Sollevando timidamente la testa, mostrò il labbro tremolante e le guance bagnate, contornate dai grandi occhi rossi e i goccioloni alle narici.

“Certe volte mi domando cosa farei se non mi fossi accanto” mugugnò, circondando con le braccia il collo di Iwaizumi.
“Sei forte, lo sai. Riusciresti ad andare avanti comunque”

Il viso del legale si corrucciò.

“Mi sembrerebbe di annegare senza di te”
Il moro sfregò il naso contro la sua mascella.
“Te l’ho già spiegato. Non puoi fare mica tutto da solo”

Tooru tirò su con il naso e nonostante fosse un’azione innegabilmente disgustosa strappò ad Iwaizumi un sorriso.

“Dai, smettila di piangere adesso. Sei troppo carino per rovinarti il viso con tutte queste lacrime” snocciolò tamponandogli le gote.
Tooru allargò le palpebre e si lasciò sfuggire uno squittio imbarazzato.
“L’abbiamo detto prima, no? Oggi niente finzioni” ribadì il moro, avvolgendo nuovamente il volto ancora umido di Oikawa e posando le labbra sulle sue.

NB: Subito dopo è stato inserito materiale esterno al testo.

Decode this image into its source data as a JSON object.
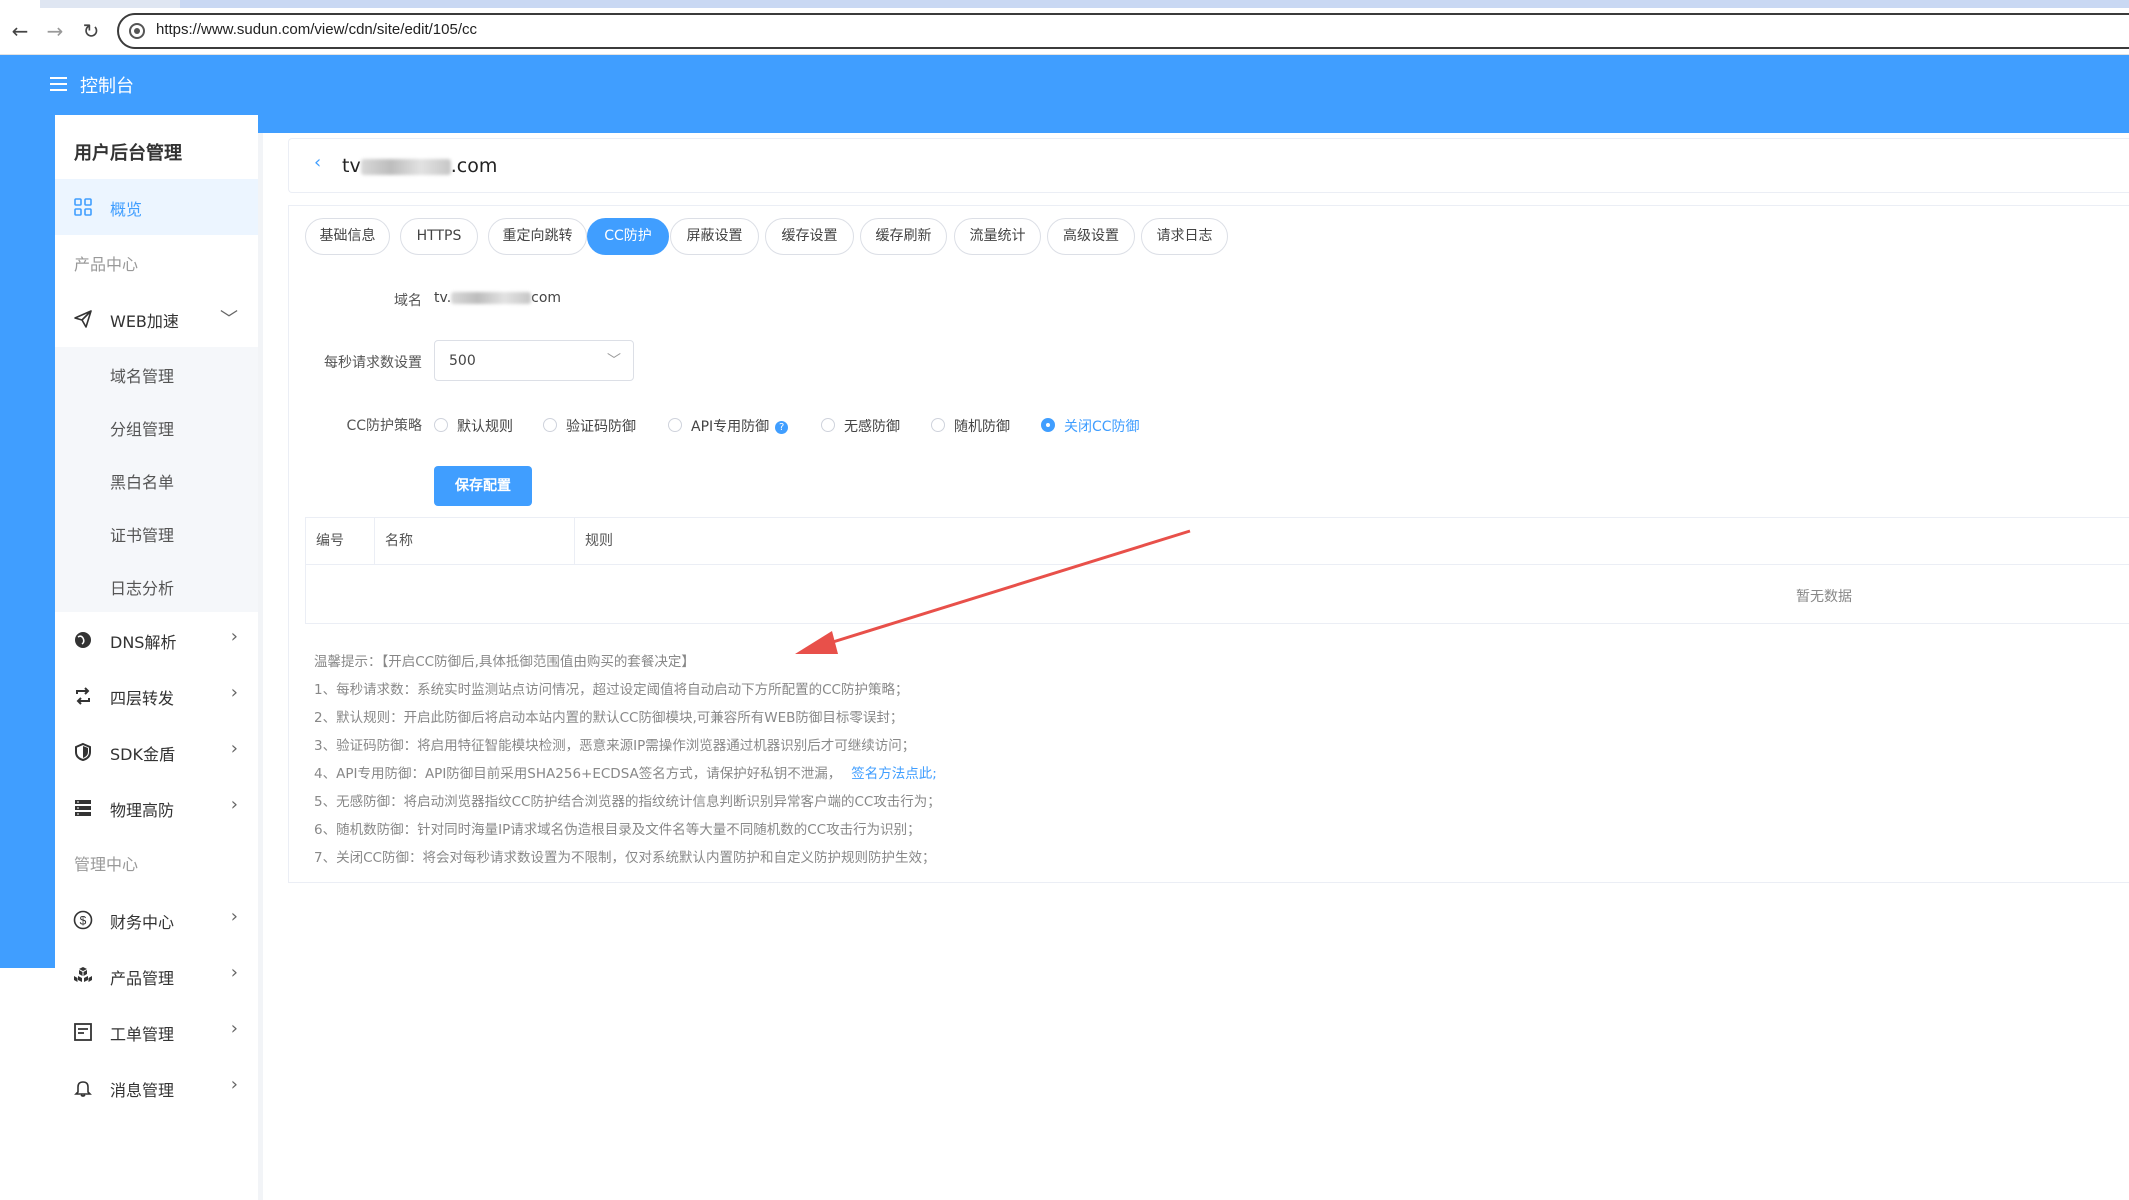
{
  "browser": {
    "url": "https://www.sudun.com/view/cdn/site/edit/105/cc"
  },
  "header": {
    "title": "控制台"
  },
  "sidebar": {
    "heading": "用户后台管理",
    "overview": "概览",
    "group_product": "产品中心",
    "web_accel": "WEB加速",
    "sub_items": [
      "域名管理",
      "分组管理",
      "黑白名单",
      "证书管理",
      "日志分析"
    ],
    "dns": "DNS解析",
    "l4": "四层转发",
    "sdk": "SDK金盾",
    "physical": "物理高防",
    "group_manage": "管理中心",
    "finance": "财务中心",
    "product_manage": "产品管理",
    "ticket": "工单管理",
    "message": "消息管理"
  },
  "site": {
    "domain_prefix": "tv",
    "domain_suffix": ".com"
  },
  "tabs": [
    "基础信息",
    "HTTPS",
    "重定向跳转",
    "CC防护",
    "屏蔽设置",
    "缓存设置",
    "缓存刷新",
    "流量统计",
    "高级设置",
    "请求日志"
  ],
  "active_tab": "CC防护",
  "form": {
    "domain_label": "域名",
    "domain_value_prefix": "tv.",
    "domain_value_suffix": "com",
    "rps_label": "每秒请求数设置",
    "rps_value": "500",
    "policy_label": "CC防护策略",
    "policies": [
      "默认规则",
      "验证码防御",
      "API专用防御",
      "无感防御",
      "随机防御",
      "关闭CC防御"
    ],
    "selected_policy": "关闭CC防御",
    "help_mark": "?",
    "save_label": "保存配置"
  },
  "table": {
    "columns": [
      "编号",
      "名称",
      "规则"
    ],
    "empty_text": "暂无数据"
  },
  "tips": {
    "title": "温馨提示：【开启CC防御后,具体抵御范围值由购买的套餐决定】",
    "lines": [
      "1、每秒请求数：系统实时监测站点访问情况，超过设定阈值将自动启动下方所配置的CC防护策略；",
      "2、默认规则：开启此防御后将启动本站内置的默认CC防御模块,可兼容所有WEB防御目标零误封；",
      "3、验证码防御：将启用特征智能模块检测，恶意来源IP需操作浏览器通过机器识别后才可继续访问；",
      "4、API专用防御：API防御目前采用SHA256+ECDSA签名方式，请保护好私钥不泄漏，",
      "5、无感防御：将启动浏览器指纹CC防护结合浏览器的指纹统计信息判断识别异常客户端的CC攻击行为；",
      "6、随机数防御：针对同时海量IP请求域名伪造根目录及文件名等大量不同随机数的CC攻击行为识别；",
      "7、关闭CC防御：将会对每秒请求数设置为不限制，仅对系统默认内置防护和自定义防护规则防护生效；"
    ],
    "link_text": "签名方法点此",
    "link_suffix": ";"
  },
  "colors": {
    "primary": "#409eff",
    "arrow": "#e8504a"
  }
}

Tooru rispose al bacio come se ne valesse della propria vita, infondendovi un disperato bisogno di vicinanza, intimità e comprensione.  
Serrò la presa sulle spalle di Hajime, il quale cercò di suggere per quanto possibile ogni traccia di logorata sofferenza dal corpo e dall’essenza di Oikawa.

“Sei la mia roccia, Hajime” mormorò, non appena il mancato apporto di ossigeno ai polmoni lo costrinse suo malgrado a troncare il contatto.
“Lo sei sempre stato” aggiunse flebilmente con un’espressione talmente vulnerabile da togliere il fiato.
Iwaizumi non resistette all’impulso di afferrarlo e spalmarselo addosso, baciandolo finché sul viso non rimanesse altro che la deliziosa espressione scompigliata e arrossata di cui tanto amava compiacersi.

Un importuno squillo acuto, però, li interruppe forzatamente.

Tooru sospirò stancamente, disgiungendosi dal moro e sfregandosi rapidamente le guance con la manica della giacca, accettando il fazzoletto offertogli da Iwaizumi.
“Si nota che ho pianto? Ho la voce nasale?” chiese concitatamente mentre acchiappava il cellulare dalla tasca.
“Ti trema un po’, fai un bel respiro e calmati” suggerì Hajime, prendendogli la mano e stringendola.
Tooru gli rivolse un’occhiata pregna di gratitudine.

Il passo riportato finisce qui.